Don’t Know Much About… series author Davis (America's Hidden History: Untold Tales of the First Pilgrims, Fighting Women, and Forgotten Founders Who Shaped a Nation, 2008, etc.) begins with the 1781 battle that decided the American Revolution. In Yorktown and its aftermath, we learn that George Washington favored a large standing army, despite the insistence of many that a diffuse corps of "citizen soldiers" would be a better safeguard of democracy. From Yorktown, the author moves to the 1864 Battle of Petersburg, Virginia. Davis defines specific moments when the U.S. military's role and self-image changed significantly. His stories are always analytically rigorous, and thus he describes at length the so-called "water cure" as it was employed as a method of torture by Americans during the Spanish-American War. Throughout the book, the author is careful to emphasize the critical role of African-Americans, both in the acknowledged triumphs of groups like the U.S. Colored Troops and in the disgraces visited upon black servicemen. Davis also makes sure to give voice to the fact that the actions of the Greatest Generation were not always so valiant. Russians were not the only soldiers who left a swath of brutalized women in their wake. While the Americans were not given the same license as Soviet troops avenging more than 25 million casualties, they still committed crimes. Davis’ chapter on Vietnam offers a damning view of a military beset by those more interested in "management" than "leadership"—e.g., Gen. William Westmoreland.
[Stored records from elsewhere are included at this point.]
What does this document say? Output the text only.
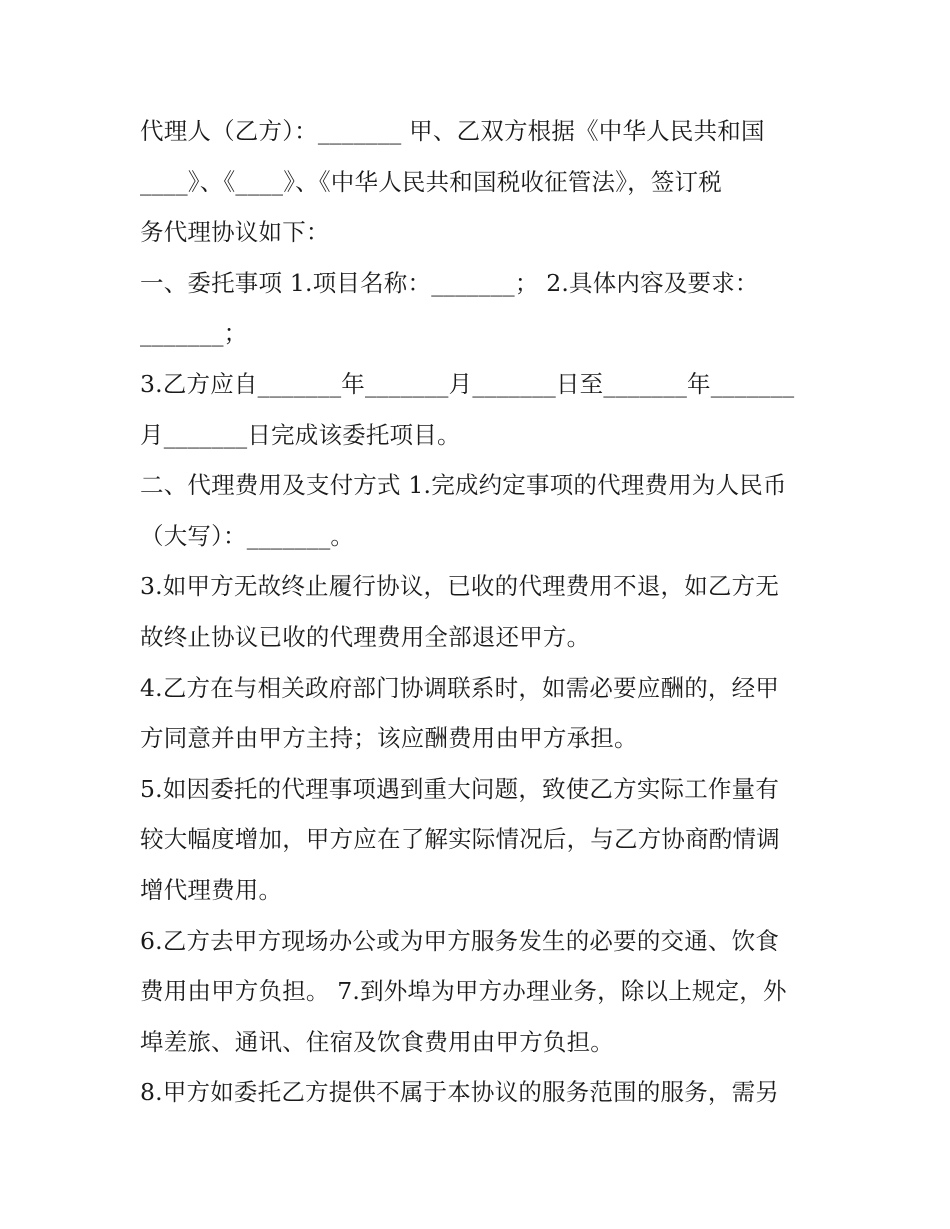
代理人（乙方）：_______ 甲、乙双方根据《中华人民共和国
____》、《____》、《中华人民共和国税收征管法》，签订税
务代理协议如下：
一、委托事项 1.项目名称：_______； 2.具体内容及要求：
_______；
3.乙方应自_______年_______月_______日至_______年_______
月_______日完成该委托项目。
二、代理费用及支付方式 1.完成约定事项的代理费用为人民币
（大写）：_______。
3.如甲方无故终止履行协议，已收的代理费用不退，如乙方无
故终止协议已收的代理费用全部退还甲方。
4.乙方在与相关政府部门协调联系时，如需必要应酬的，经甲
方同意并由甲方主持；该应酬费用由甲方承担。
5.如因委托的代理事项遇到重大问题，致使乙方实际工作量有
较大幅度增加，甲方应在了解实际情况后，与乙方协商酌情调
增代理费用。
6.乙方去甲方现场办公或为甲方服务发生的必要的交通、饮食
费用由甲方负担。 7.到外埠为甲方办理业务，除以上规定，外
埠差旅、通讯、住宿及饮食费用由甲方负担。
8.甲方如委托乙方提供不属于本协议的服务范围的服务，需另
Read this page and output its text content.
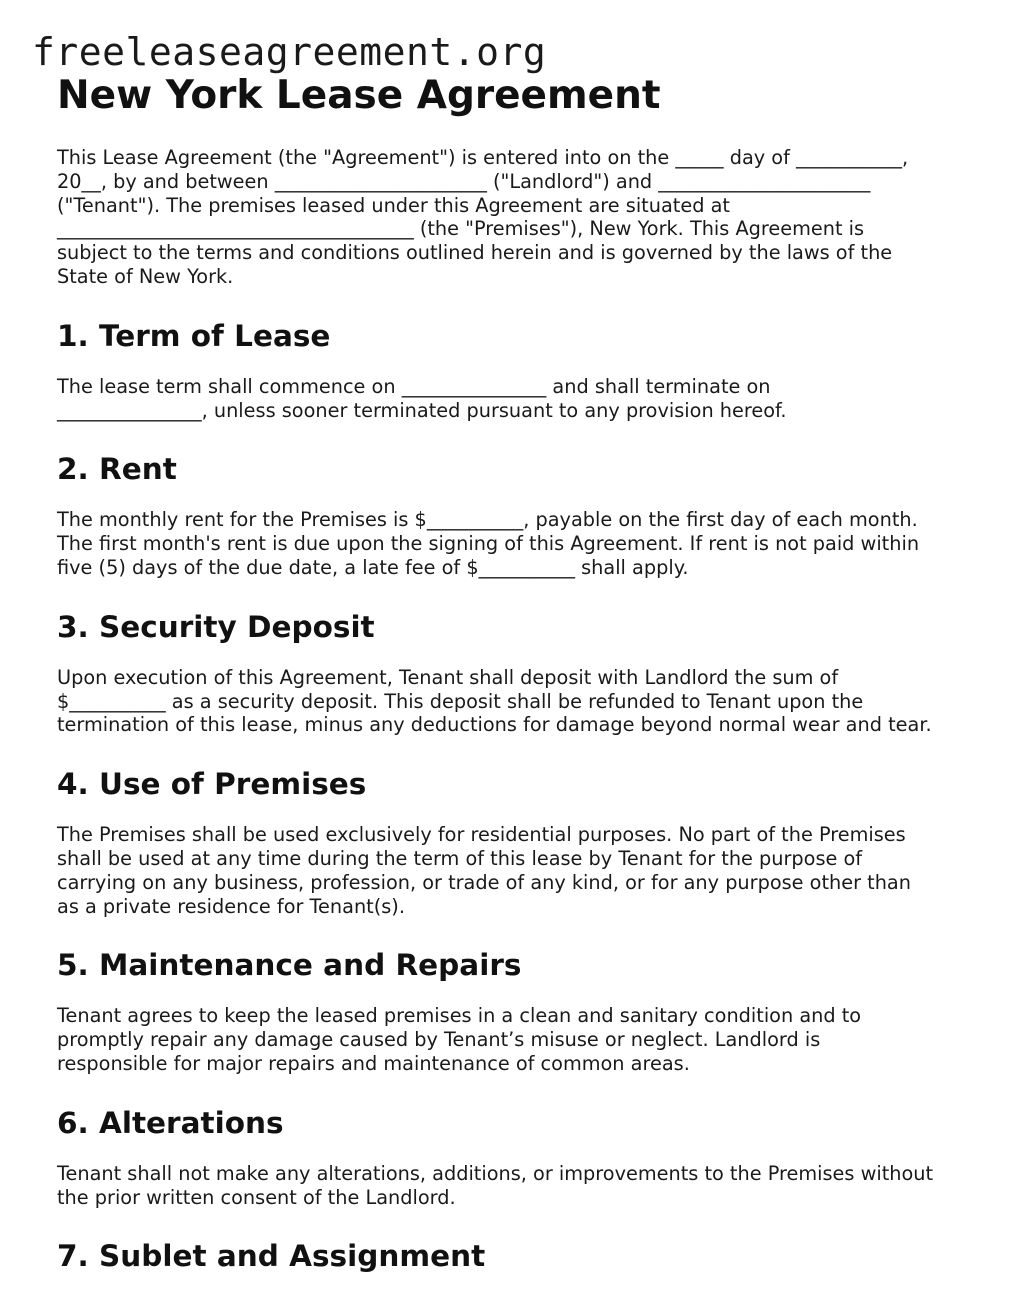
freeleaseagreement.org
New York Lease Agreement

This Lease Agreement (the "Agreement") is entered into on the _____ day of ___________,
20__, by and between ______________________ ("Landlord") and ______________________
("Tenant"). The premises leased under this Agreement are situated at
_____________________________________ (the "Premises"), New York. This Agreement is
subject to the terms and conditions outlined herein and is governed by the laws of the
State of New York.

1. Term of Lease

The lease term shall commence on _______________ and shall terminate on
_______________, unless sooner terminated pursuant to any provision hereof.

2. Rent

The monthly rent for the Premises is $__________, payable on the first day of each month.
The first month's rent is due upon the signing of this Agreement. If rent is not paid within
five (5) days of the due date, a late fee of $__________ shall apply.

3. Security Deposit

Upon execution of this Agreement, Tenant shall deposit with Landlord the sum of
$__________ as a security deposit. This deposit shall be refunded to Tenant upon the
termination of this lease, minus any deductions for damage beyond normal wear and tear.

4. Use of Premises

The Premises shall be used exclusively for residential purposes. No part of the Premises
shall be used at any time during the term of this lease by Tenant for the purpose of
carrying on any business, profession, or trade of any kind, or for any purpose other than
as a private residence for Tenant(s).

5. Maintenance and Repairs

Tenant agrees to keep the leased premises in a clean and sanitary condition and to
promptly repair any damage caused by Tenant’s misuse or neglect. Landlord is
responsible for major repairs and maintenance of common areas.

6. Alterations

Tenant shall not make any alterations, additions, or improvements to the Premises without
the prior written consent of the Landlord.

7. Sublet and Assignment
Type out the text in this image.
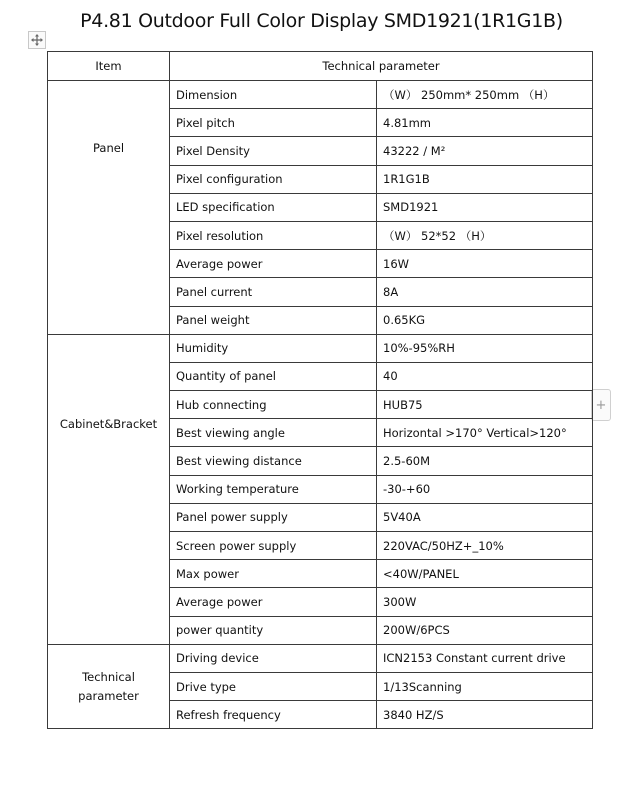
P4.81 Outdoor Full Color Display SMD1921(1R1G1B)
+
Item	Technical parameter	
Panel	Dimension	（W） 250mm* 250mm （H）
	Pixel pitch	4.81mm
	Pixel Density	43222 / M²
	Pixel configuration	1R1G1B
	LED specification	SMD1921
	Pixel resolution	（W） 52*52 （H）
	Average power	16W
	Panel current	8A
	Panel weight	0.65KG
Cabinet&Bracket	Humidity	10%-95%RH
	Quantity of panel	40
	Hub connecting	HUB75
	Best viewing angle	Horizontal >170° Vertical>120°
	Best viewing distance	2.5-60M
	Working temperature	-30-+60
	Panel power supply	5V40A
	Screen power supply	220VAC/50HZ+_10%
	Max power	<40W/PANEL
	Average power	300W
	power quantity	200W/6PCS

Technical
parameter	Driving device	ICN2153 Constant current drive
	Drive type	1/13Scanning
	Refresh frequency	3840 HZ/S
In the final chapter, on Fallujah, the author discusses the sickening scene of charred American mercenaries hanging from a bridge, failures of military policy, and a sense that the best military in the world is only as good as its civilian leadership.
An informative, readable compendium of the many fallacies of modern warfare—including the fact that the inventor of the Gatling gun thought his instrument would decrease casualties.